The Morganza is the second floodway opened in Louisiana to mitigate the surging floodwaters driving southward down the Mississippi River over the past three weeks that has displaced hundreds and continues to cover homes and farmland with water.
Mike Strack, chief of emergency management for the Corps’ New Orleans division, says that even though the Corps opened a single bay, there are 124 remaining. The opening will continue to be slow to give wildlife, including black bears, deer and turtles, time to find shelter. However, the flow rate will rise, from 10,000 cubic feet per second (cfs) to about 125,000 cfs, Corps officials said. That represents less than a quarter of the structure’s full capacity of 600,000 cfs.
Last Sunday, the Corps opened all 350 bays at the Bonnet Carre, located closer to New Orleans, releasing water into Lake Pontchartrain and eventually the Gulf of Mexico.
There is still uncertainty about how much water to let through and for what period of time.
Officials say they are aiming for at least three weeks and will involve the opening of at least 15 bays. But as forecasts from the National Weather Service change, it may be longer.
Water is expected to crest at the Morganza in about ten days.
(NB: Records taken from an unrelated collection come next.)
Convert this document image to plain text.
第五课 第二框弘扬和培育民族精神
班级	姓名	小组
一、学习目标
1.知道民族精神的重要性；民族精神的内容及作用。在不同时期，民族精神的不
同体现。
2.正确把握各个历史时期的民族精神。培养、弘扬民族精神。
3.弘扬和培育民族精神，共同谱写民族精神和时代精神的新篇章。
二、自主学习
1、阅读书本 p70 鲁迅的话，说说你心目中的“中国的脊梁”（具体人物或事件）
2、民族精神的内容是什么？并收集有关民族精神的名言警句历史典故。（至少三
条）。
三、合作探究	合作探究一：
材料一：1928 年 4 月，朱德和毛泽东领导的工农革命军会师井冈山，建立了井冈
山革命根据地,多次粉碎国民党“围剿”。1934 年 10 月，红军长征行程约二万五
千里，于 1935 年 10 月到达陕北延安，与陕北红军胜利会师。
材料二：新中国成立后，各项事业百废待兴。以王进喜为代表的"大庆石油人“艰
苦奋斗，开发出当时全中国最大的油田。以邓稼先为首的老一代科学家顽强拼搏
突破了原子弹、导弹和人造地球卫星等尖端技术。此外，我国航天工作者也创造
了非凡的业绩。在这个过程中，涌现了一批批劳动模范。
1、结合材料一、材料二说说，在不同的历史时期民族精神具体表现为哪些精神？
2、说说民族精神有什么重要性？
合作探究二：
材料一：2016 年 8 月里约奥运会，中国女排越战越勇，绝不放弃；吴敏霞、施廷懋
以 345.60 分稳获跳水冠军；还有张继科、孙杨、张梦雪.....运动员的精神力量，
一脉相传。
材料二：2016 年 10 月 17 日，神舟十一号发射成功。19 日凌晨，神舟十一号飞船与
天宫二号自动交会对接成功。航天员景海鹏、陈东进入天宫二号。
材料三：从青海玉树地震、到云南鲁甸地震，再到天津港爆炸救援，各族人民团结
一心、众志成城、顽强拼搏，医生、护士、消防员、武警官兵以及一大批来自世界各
How far the river levels rise will determine how much will end up being diverted through the floodway.
The Morganza was built in 1954 and used only one other time before, in 1973. Still there remain uncertainties: Will the Corps be able to close the steel doors of the floodway gates three weeks after they are open? Is using only a quarter of the Morganza’s capacity enough to prevent flooding in New Orleans, where water rests less than three feet from the top of levees?
John Barry, author of “Rising Tide,” considered the definitive history of the 1927 flood, the most disastrous flood in US history to date that displaced over 600,000 people and flooded 26,000 square miles, says the actions taken by the Corps since that incident produced “a very good comprehensive system that includes all sorts of elements including, by a wide margin, the strongest levees in the U.S.”
The agricultural use of the floodplain is understandable because it “is too valuable to just leave fallow,” Mr. Barry says. But opening the Morganza was a calculated risk work taking, he adds. River levels in New Orleans, for example, are expected to crest at 19.5 feet, just inches from the top of the levees there.
Barry says that possibility could lead to a “massive levee breach” where there would be “Niagara Falls or more pouring of the river for an extended period of time.”